People want jobs, and there are certainly oil-drilling jobs to be had if we drill more. But those jobs are short-term. Look at all the abandoned oil fields in Venezuela and other places. Oil is not infinite, and we have to figure out how to ration it, not just go after all of it in a gluttonous frenzy. “Get it now” has been the mentality of pacific fishermen, who have utilized disastrous fishing methods: gillnets, longlining, dynamite fishing. It is clear that the oceans are becoming overfished, but still the aggressive fishing continues. The same pattern seems to be true for oil.

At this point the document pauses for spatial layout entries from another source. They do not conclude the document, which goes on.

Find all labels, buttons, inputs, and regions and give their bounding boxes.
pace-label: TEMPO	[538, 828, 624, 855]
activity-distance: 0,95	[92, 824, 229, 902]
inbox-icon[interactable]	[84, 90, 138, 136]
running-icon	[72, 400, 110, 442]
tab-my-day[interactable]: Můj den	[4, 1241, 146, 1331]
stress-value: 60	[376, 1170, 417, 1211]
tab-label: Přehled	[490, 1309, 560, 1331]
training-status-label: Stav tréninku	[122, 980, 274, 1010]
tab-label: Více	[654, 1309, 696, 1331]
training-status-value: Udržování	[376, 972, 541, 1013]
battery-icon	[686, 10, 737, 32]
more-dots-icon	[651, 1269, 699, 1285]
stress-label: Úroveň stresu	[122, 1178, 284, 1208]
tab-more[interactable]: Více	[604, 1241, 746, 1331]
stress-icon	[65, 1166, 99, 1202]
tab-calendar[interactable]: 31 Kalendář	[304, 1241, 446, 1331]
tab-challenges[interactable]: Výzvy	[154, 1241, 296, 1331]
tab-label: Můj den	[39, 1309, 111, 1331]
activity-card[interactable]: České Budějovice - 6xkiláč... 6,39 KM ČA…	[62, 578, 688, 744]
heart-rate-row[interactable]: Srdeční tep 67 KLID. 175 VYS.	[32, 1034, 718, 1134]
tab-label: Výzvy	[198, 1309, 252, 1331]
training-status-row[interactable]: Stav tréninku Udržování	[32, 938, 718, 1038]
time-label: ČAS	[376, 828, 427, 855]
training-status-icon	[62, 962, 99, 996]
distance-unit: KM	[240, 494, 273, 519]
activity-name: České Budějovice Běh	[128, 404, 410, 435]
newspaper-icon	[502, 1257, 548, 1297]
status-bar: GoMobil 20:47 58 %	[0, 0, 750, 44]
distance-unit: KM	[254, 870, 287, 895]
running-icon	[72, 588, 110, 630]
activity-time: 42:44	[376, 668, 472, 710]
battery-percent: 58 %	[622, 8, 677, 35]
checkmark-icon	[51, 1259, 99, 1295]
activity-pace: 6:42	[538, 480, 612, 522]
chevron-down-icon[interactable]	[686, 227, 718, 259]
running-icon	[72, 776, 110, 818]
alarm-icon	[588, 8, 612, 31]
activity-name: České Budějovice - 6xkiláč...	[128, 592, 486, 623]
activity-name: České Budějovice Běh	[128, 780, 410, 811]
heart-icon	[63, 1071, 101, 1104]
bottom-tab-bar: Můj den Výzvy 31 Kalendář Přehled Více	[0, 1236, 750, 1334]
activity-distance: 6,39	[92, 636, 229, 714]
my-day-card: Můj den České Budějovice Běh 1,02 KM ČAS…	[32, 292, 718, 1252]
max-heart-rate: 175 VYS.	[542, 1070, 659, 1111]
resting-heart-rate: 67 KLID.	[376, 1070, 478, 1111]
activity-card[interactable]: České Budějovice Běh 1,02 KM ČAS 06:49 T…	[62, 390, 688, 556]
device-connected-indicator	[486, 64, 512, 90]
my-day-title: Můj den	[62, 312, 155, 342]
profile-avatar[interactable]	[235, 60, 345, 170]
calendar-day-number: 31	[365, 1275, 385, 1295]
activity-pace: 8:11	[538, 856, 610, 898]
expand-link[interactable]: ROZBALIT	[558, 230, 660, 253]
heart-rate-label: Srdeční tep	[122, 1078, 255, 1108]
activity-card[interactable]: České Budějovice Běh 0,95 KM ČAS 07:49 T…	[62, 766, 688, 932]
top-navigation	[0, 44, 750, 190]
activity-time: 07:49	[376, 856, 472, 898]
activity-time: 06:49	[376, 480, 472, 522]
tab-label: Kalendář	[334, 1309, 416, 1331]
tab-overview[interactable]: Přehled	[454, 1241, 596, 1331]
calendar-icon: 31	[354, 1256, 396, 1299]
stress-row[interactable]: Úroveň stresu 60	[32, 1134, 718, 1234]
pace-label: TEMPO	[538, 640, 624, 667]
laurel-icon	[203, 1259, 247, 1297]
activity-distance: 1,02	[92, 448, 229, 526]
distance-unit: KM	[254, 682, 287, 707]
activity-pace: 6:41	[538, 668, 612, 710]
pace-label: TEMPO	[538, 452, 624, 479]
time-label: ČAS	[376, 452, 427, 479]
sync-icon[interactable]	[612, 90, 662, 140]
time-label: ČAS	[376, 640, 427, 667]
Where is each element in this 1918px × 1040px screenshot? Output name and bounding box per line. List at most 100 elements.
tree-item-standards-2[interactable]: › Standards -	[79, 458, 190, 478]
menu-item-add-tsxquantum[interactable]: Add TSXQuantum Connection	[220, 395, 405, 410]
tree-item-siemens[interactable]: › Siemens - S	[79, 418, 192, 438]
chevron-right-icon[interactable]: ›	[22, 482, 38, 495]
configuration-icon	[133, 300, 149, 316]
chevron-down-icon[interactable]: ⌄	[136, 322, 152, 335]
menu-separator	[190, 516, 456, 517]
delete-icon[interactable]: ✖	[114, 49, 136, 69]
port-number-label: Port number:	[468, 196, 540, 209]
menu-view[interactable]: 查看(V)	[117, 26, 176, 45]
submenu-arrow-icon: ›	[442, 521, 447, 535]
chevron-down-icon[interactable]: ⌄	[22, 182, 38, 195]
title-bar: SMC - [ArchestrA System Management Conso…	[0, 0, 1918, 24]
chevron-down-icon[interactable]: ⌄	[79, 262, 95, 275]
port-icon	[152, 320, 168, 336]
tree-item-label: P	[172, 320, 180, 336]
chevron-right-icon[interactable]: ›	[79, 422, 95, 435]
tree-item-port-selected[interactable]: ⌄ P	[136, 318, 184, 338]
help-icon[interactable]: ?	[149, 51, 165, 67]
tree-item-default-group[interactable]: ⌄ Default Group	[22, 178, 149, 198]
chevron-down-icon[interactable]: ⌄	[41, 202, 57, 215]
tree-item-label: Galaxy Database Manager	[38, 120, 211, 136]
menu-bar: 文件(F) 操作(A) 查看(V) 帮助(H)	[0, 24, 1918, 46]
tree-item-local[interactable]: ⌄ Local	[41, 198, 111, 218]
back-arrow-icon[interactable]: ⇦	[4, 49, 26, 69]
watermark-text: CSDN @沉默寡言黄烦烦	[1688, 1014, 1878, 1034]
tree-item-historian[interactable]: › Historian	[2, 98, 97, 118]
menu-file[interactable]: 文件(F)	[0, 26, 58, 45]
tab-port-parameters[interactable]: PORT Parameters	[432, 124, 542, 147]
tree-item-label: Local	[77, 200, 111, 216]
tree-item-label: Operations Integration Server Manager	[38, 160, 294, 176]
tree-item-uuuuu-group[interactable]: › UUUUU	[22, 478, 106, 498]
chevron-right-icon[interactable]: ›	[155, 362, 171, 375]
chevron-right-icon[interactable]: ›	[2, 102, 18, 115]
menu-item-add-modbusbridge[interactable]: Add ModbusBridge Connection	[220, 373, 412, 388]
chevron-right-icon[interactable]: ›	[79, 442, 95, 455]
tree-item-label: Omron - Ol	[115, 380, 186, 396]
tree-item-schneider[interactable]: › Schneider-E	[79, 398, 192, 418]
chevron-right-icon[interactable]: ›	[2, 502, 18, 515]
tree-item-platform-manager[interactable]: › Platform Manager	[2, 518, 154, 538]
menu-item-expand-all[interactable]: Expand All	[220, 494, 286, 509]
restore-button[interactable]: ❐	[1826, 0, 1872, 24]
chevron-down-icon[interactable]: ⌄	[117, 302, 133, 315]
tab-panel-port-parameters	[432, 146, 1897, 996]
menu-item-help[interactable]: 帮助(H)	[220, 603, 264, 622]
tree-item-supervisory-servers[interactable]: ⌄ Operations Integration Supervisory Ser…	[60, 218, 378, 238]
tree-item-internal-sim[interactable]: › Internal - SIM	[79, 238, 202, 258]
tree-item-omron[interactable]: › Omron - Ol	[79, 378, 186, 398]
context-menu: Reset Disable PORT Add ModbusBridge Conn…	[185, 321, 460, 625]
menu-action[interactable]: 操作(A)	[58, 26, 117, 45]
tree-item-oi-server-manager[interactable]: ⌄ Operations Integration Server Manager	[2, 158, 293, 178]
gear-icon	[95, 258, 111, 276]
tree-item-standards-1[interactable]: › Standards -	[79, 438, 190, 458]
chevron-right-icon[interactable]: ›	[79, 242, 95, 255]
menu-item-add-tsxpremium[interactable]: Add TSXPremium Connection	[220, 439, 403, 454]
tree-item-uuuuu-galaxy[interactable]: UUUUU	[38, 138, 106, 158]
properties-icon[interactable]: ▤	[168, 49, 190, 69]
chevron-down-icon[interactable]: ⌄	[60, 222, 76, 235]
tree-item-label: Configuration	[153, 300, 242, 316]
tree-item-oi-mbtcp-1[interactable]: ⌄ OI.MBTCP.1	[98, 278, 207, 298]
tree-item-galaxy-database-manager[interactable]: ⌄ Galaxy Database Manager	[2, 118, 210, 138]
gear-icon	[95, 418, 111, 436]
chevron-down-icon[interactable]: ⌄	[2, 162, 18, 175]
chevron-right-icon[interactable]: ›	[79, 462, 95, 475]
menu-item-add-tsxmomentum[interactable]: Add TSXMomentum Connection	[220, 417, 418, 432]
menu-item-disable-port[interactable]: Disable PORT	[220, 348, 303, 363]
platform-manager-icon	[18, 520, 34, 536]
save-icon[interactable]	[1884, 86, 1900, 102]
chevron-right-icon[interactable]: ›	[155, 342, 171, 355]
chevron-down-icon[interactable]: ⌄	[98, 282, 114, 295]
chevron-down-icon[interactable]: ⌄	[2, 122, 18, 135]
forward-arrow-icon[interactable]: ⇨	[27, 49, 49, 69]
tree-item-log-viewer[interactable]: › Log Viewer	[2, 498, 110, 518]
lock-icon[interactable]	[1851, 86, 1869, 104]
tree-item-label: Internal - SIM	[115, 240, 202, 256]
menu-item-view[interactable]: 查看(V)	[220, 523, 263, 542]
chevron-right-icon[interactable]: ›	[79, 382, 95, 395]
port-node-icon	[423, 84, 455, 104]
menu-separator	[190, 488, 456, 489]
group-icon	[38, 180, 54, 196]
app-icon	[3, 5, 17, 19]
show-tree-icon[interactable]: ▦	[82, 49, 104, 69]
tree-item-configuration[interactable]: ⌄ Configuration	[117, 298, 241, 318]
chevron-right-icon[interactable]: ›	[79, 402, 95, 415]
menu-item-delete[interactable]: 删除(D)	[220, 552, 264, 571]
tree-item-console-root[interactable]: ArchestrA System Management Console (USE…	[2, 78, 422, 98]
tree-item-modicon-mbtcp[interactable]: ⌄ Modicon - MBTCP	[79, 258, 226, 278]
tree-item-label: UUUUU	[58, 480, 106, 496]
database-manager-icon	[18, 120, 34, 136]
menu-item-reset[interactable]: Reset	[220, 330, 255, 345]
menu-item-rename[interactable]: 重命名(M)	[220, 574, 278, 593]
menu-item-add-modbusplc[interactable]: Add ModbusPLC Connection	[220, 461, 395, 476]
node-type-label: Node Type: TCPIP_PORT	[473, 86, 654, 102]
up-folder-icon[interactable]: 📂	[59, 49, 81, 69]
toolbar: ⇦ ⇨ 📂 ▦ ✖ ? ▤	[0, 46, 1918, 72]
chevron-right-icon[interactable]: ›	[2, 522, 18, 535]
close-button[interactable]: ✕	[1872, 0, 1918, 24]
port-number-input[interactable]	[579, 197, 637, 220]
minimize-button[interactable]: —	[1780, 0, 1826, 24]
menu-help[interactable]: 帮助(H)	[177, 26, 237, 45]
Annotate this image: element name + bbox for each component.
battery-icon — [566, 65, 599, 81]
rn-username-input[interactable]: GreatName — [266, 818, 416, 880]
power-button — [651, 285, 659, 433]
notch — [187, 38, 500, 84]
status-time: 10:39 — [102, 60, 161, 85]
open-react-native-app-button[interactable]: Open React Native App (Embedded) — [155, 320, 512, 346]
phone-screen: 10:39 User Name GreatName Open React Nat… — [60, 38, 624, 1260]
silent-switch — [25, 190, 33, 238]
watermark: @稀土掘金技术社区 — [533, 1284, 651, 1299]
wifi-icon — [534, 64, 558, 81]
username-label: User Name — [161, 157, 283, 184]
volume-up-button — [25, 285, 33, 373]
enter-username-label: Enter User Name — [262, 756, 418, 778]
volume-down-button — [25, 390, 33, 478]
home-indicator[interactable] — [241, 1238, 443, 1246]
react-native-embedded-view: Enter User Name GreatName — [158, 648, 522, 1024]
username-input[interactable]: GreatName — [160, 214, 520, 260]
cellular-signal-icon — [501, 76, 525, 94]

When will we learn?
Derber advocates swiftly replacing our corporate regime with a green one and says “In a green regime, growth as the ultimate economic aim has to be replaced with sufficiency, a quality of life sufficient to sustain social well-being but not marked by our current excess promoting the tragedy of the commons.”
How to approach climate change? Many people I know are fanatical about recycling or not using plastic wrap. These are admirable steps, but are not even a drop in the bucket when we need world-wide policy and energy change. Derber explains: “These micro and personalized approaches cannot stop climate change. But the lifestyle changes and the neighborhood groups people are joining in large numbers nurture a more collective political consciousness and activism.” Reduce, re-use and recycle is the first step, perhaps. Derber asserts that when a person starts recycling, she is becoming more personally committed to the larger green struggle. The challenge is to realize that these small action aren’t enough, and that we need to organize together to demand and initiate lasting and meaningful change.